Kapının önüne çıktım. Kapıyı ardımdan çektim fakat beynimin içinde kapılarını aralık bıraktığımı düşünlerin sesleri benimle birlikte gelmeye devam etti. Hangi kapıyı uzanıp kapatmak istediğimde kendimi o kapından içeri girerken buluyordum. Başımı göğe çevirip derin bir nefes aldım. Hava yine kapalıydı. Gri bulutlar güneşi ardına saklamış, göğü esareti altına almıştı. Önüme dönüp ellerimi montumun ceplerine yerleştirdim. Yağmur yağmadan okula varsam iyi olacaktı. Babam daha iyileşmeden görevine döndüğü için erken çıkıp gitmişti. Gidip gelişlerini kapı tıkırtılarından anlayabiliyordum, tartışacağımızı bildiği ne ben onun karşısına dikiliyordum ne o benim. Yaralı olmasına rağmen bugünlerde her zamankinden daha çok çalışması canımı sıkıyordu. Her zaman çok çalışırdı ama bu günlerde gecesini gündüzüne katığına yemin edebilirdim. Evdeyken bile sürekli telefonda, hep dosyaların arasında geziniyordu. Aynı evde iki yabancıydık.

Adımlarımı hızlandırırken durağın olduğu sokağa girip benim gibi otobüslere yetişmeye çalışan öğrencilerin arasına karıştım. Neyse ki bekleme gereği duymadan durağa gelmemle eş zamanlı olarak sevgili okuluma giden otobüste gelmişti. Bulduğum boş yere kendimi attıktan sonra kulaklığımı takıp geriye doğru yaslandım. Şarkının yüksek sesi belki kafamın içindekileri sustururdu.

Kafamın içindeki kapıların gıcırtısını duymamak için çalan şarkının sesini sonuna kadar kaldırırken başımı yavaşça sağ omzuma doğru bıraktım. Uykum yoktu ama gözlerim çok ağrıyordu. O geceden sonra hiçbir şey düşünmemek için sürekli ders çalışmıştım. Hırsımı da öfkemi de kırgınlığımı da yine kendimden çıkarmıştım. Düşüncelerimi meşgul etmeye çalıştıkça kendimi göz ardı ediyordum. Gerçekten ne düşündüğümü, kalbimden geçen asıl duyguları öğrenmek bile istemiyordum.

Onu düşünmek bile canımı yakıyordu. Çünkü kafamın içinde gıcırdayan tüm kapıların ardında onun olduğunu biliyordum.

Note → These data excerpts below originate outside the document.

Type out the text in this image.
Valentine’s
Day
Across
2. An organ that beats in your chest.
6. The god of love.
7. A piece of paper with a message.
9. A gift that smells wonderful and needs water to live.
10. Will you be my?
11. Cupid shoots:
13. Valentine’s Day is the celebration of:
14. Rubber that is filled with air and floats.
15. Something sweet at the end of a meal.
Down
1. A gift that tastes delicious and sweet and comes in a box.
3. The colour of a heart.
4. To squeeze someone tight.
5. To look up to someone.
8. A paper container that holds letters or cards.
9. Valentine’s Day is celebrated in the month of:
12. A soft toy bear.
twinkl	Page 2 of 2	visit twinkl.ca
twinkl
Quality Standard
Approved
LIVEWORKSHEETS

Hızla gözlerimi araladım. İstemeden de olsa yine onu düşünürken bulmuştum işte yine kendimi. Aklımın her bir köşesini ele geçirmişti. Karnıma yanlışlıkla da olsa geçirdiği dirseği yüzünden etimdeki çürük iz üzerinden üç gün geçmesine rağmen hala yerindeydi. Tenimdeki izi silinse bile o an hissettiğim korkuyu, gözlerinde kopan fırtınayı ve ruhuma bıraktığı izi geçiremezdim.

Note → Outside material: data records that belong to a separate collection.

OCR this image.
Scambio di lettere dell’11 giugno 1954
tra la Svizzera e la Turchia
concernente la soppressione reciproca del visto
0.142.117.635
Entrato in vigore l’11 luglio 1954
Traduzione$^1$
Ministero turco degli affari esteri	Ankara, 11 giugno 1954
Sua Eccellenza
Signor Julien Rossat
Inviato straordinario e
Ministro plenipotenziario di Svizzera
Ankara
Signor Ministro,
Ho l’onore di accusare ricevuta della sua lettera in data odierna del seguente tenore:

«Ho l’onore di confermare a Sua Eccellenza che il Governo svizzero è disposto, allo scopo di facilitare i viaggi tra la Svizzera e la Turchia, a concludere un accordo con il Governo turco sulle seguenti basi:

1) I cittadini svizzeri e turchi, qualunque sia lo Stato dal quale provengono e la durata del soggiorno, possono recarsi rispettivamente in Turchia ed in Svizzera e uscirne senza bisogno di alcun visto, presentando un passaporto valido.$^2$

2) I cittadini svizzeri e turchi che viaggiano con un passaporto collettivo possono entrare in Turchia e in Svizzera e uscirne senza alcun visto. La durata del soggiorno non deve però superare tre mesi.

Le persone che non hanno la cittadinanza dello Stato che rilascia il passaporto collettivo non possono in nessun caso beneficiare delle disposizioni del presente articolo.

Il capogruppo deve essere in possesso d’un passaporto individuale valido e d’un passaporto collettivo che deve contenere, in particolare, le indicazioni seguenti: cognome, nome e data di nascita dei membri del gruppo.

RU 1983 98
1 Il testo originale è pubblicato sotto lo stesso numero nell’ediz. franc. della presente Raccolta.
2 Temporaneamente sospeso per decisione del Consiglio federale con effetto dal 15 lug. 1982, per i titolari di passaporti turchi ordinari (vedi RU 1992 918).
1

Okulun yakınındaki durağa geldiğimizi fark ettiğimde yerimden kalkıp demirlere tutunarak kapıya doğru yürümeye başladım. Özel okul olduğu için okuldan otobüsü kullanan benden başka kimse yoktu sanırım. Son model araçlarını bırakıp kim otobüse binerdi ki zaten? Durağa yaklaştığımızda durma düğmesine bastıktan sonra kapının açılmasını bekledim. Otobüsün kapıları iki yana açılıp kendimi dışarı attığımda esen rüzgar saçlarımın arasına karışıp dalgalandı. Okulla durak arasında kalan yola girdiğimde zilin çalmasına daha vardı. Gamze ve Emir'le de kantinde buluşacağımız için ilk önce kantine gidecektim. Beni o geceden sonra bir dakika bile yalnız bırakmıyorlardı. Emir Rüzgar'la konuştuğunu söylemişti. Bundan sonra bir sorun olmayacağının sözünü vermişti fakat gözündeki morluktan konuşmalarının hiç iyi gitmediğini anlamıştım o kabul etmese de. Rüzgar asla pes etmeyecekti. Asla. İkimizde biliyorduk en yakının arkadaşının onu durduracak bir gücün olmadığı. Onu demirden bir kafesin içine koysalar toprağı kazıp çıkardı.

Okuldan ayrılmak gibi olan hayallerimde babama teklif etmemle birlikte reddedilmesi bir olmuştu. Söz bahsi bile edemeyeceğim bir konu olup kesin bir şekilde susturmuştu beni.